Mikoyan's Piston-Engined Fighters

by Verim Gordon and Keith Dexter

Reviewed By John Lester, #36807

Red Star Volume 13
MSRP $29.95

The design bureau of Artyom Mikoyan and Mikhail Gurevich would become synonymous with Soviet airpower during the long years of the Cold War, but it started out as a means of preventing Stalin's displeasure with N.N. Polikarpov from ending work on his Samolyot 'Kh' project at  Zavod  (Factory) No. 1.  In something of a coup by factory management, young Mikoyan (he was 34 at the time) was put in charge of the project at the head of a new Experimental Design Department (OKO); keenly aware of his own inexperience, he insisted that Gurevich be made his principal deputy.  Their work  led to the I-200 high-altitude fighter prototype, which became the MiG-1 in series production in 1940.

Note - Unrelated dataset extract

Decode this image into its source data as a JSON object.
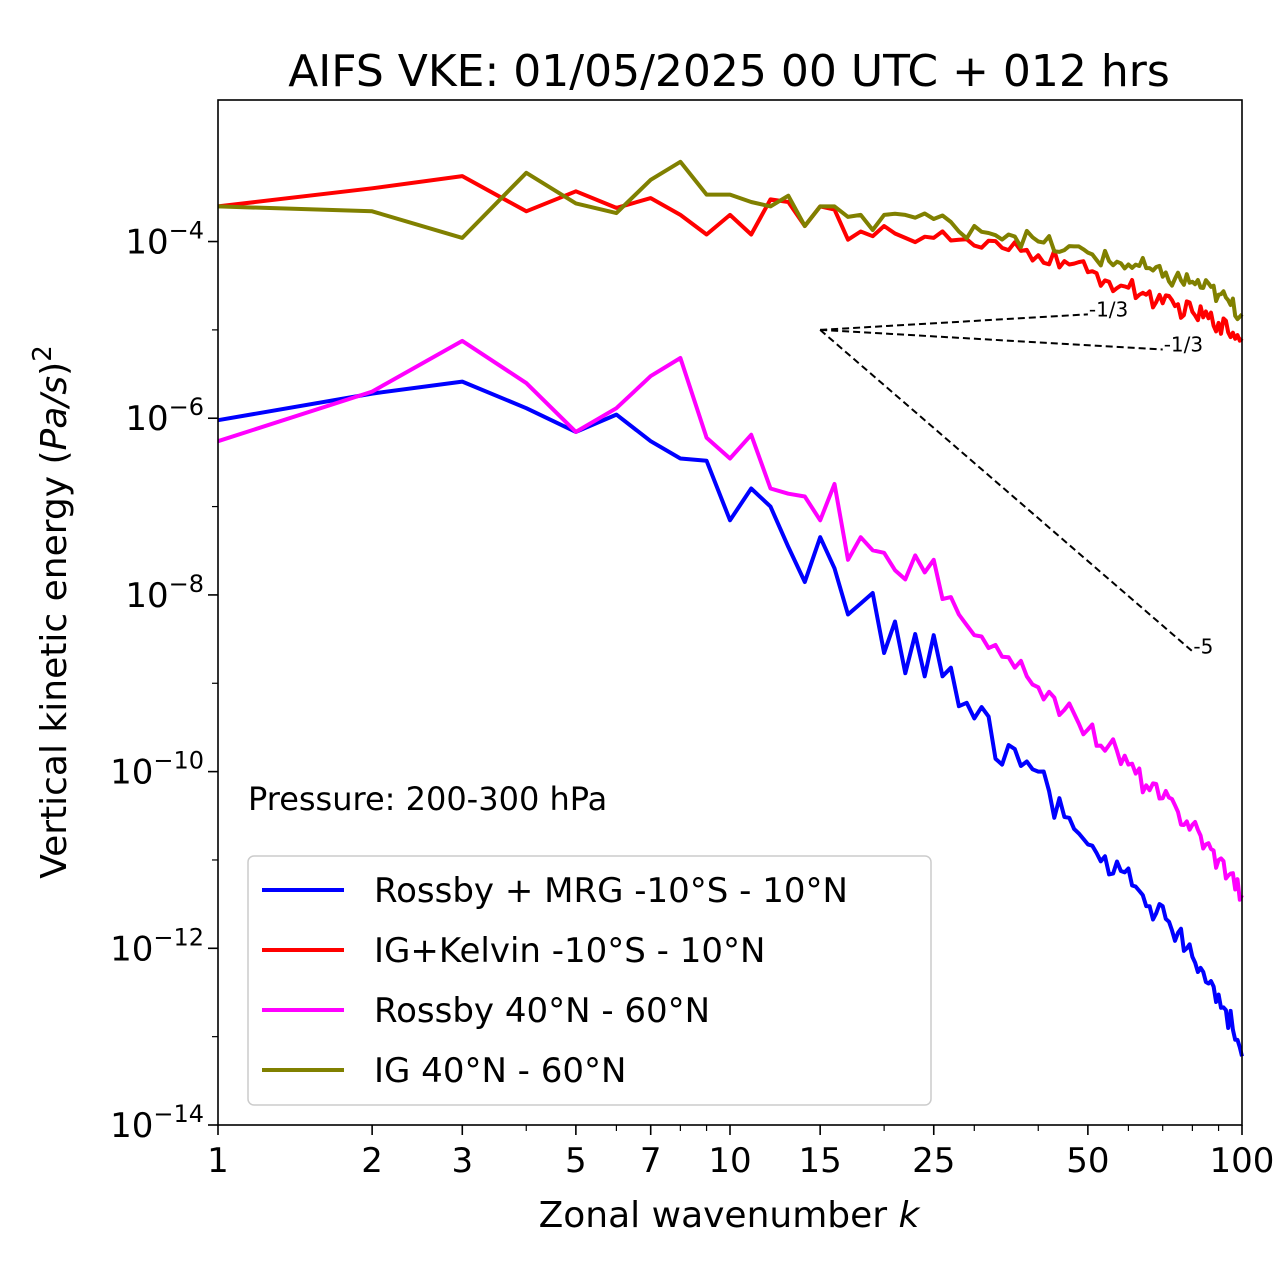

The book charts the development of MiG piston-engined aircraft from the I-200 to the I-250/MiG-13 composite-powered fighter.  It's divided into 8 chapters.  The first five follow the development of the bureau's first successful line, the MiG-1/MiG-3, and the carious experimental versions of the basic design.  The next three look at the I-220/MiG-11 line, I-250/MiG-13, and the DIS-200/MiG-5.  These chapters are preceded by a short introduction describing the formation of the bureau and followed by line drawings and color profiles of the major types.  The text is illustrated with over 200 black and white photos; there are ten pages of line drawings covering the evolution of the !-200 through the mid-production MiG-3, plus 24 portside color profiles, most of which are of I-200/MiG-3 variants.

The text is well-researched and provides a fascinating look at little-known (in the West, anyway) aviation programs.  It covers the technical and political challenges facing the bureau with equal attention.  The prose is a bit stiff, at first - reads as if it was written by someone who learned English as a second language but still thinks in their first.  Which is undoubtedly the case.  The reader forgets about that by the second chapter.

From a modeler's perspective, the book provides a lot of information for those looking for MiG-3 reference material.  Photos, including quite a number of wrecked machines, cover most areas of the airframe and the systems incorporated within. Line drawings show the details of the various sub-types, while profiles are provided for many individual airframes.  One gripe:  there is no scale stated for the drawings.  They look to be about 1:50 scale.  There is enough material within the covers to arm the interested builder with sufficient information to convert the various kits (ICM, Classic Airframes and Trumpeter in 1/48 and 1/32; I don't do 1/72 but I know there are kits in it) into the sub-types and prototypes presented.

If you are interested in aviation history, this book is a no-brainer, well worth reading.  If you are looking for references for your MiG-3 kit, it's also worth the investment.

Many thanks to Specialty Press for the review copy and John Noack for passing it to me for review.  Now, where did I put that Classic Airframes kit.